Conclusion: Navigating the Federal-State Health Policy Landscape

The interplay between federal and state healthcare policies is not merely an academic concern—it directly shapes the health and financial well-being of every American. Federal programs like Medicare, Medicaid, and the ACA have expanded coverage and set national standards, but states retain powerful tools to customize and sometimes undermine those goals. The result is a patchwork system where a person's zip code often determines the quality and affordability of their care.
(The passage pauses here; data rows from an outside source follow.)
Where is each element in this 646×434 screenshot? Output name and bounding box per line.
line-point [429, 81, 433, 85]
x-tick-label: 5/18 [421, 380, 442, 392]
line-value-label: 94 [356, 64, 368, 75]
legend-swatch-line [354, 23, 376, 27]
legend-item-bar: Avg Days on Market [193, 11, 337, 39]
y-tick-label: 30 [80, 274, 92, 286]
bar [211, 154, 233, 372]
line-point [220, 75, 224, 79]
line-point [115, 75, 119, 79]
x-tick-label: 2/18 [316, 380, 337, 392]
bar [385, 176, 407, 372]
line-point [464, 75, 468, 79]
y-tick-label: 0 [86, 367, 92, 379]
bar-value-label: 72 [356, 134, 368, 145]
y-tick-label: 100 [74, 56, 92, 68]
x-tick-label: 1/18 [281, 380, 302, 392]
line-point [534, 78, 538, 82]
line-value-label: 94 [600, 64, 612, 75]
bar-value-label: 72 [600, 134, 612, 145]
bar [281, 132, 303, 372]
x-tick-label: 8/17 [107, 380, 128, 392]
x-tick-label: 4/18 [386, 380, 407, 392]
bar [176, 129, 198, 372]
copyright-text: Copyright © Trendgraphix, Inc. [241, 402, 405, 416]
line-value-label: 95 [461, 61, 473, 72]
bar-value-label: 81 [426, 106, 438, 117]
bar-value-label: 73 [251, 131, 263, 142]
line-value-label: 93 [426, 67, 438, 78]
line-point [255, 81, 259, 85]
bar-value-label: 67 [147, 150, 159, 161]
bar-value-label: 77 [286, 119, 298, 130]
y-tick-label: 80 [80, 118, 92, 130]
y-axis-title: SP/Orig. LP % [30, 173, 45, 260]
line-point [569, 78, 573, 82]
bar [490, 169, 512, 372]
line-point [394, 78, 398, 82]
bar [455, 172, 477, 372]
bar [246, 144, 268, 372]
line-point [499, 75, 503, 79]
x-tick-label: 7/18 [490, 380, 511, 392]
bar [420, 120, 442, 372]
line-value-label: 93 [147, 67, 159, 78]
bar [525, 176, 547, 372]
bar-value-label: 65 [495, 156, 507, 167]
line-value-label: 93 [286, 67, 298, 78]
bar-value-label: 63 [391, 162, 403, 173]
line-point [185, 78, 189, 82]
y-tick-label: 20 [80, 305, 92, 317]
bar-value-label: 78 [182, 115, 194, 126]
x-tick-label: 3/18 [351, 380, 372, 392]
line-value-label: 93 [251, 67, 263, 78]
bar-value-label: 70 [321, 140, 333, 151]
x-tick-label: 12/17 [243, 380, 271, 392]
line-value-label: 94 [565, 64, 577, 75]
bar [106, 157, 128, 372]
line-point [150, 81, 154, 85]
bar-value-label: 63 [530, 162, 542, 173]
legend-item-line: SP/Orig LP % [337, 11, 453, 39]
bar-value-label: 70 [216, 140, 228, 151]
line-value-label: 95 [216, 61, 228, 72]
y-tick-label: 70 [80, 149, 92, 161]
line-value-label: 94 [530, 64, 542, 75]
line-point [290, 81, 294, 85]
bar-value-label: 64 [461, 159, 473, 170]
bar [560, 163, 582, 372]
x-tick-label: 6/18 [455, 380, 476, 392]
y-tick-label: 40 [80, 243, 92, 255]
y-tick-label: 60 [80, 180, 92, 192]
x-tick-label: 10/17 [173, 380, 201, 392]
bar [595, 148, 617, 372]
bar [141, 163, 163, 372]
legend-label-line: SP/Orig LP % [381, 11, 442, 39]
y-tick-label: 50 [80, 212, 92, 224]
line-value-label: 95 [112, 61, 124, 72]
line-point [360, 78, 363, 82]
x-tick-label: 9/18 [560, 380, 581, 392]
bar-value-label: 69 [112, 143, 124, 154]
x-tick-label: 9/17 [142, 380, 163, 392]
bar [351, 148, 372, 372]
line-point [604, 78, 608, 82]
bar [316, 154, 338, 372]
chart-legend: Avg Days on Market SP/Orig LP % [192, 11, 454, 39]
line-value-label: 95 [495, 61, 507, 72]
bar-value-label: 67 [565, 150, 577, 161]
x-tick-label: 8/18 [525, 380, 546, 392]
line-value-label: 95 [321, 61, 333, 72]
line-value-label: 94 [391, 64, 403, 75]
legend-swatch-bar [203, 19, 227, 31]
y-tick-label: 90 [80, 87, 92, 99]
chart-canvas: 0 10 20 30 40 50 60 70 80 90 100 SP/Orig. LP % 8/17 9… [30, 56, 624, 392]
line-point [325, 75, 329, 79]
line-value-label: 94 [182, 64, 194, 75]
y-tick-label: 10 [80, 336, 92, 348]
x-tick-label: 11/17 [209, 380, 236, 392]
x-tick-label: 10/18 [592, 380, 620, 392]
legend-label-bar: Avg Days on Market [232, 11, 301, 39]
For educators, understanding this dynamic is essential for teaching students about civic engagement, policy analysis, and the real-world consequences of governance structures. By studying how federal-state interactions play out in specific domains—Medicaid expansion, insurance marketplaces, drug pricing, public health emergencies—students can develop a nuanced appreciation of the promises and pitfalls of American federalism. As the nation continues to debate the future of healthcare, the question of who decides what's best for you will remain at the heart of the conversation. Informed citizens can advocate for policies that close coverage gaps, reduce costs, and improve health equity across all states.

For further reading, see the work of the Centers for Medicare & Medicaid Services on federal program administration and state waiver options, and Kaiser Family Foundation on state-level health policy data.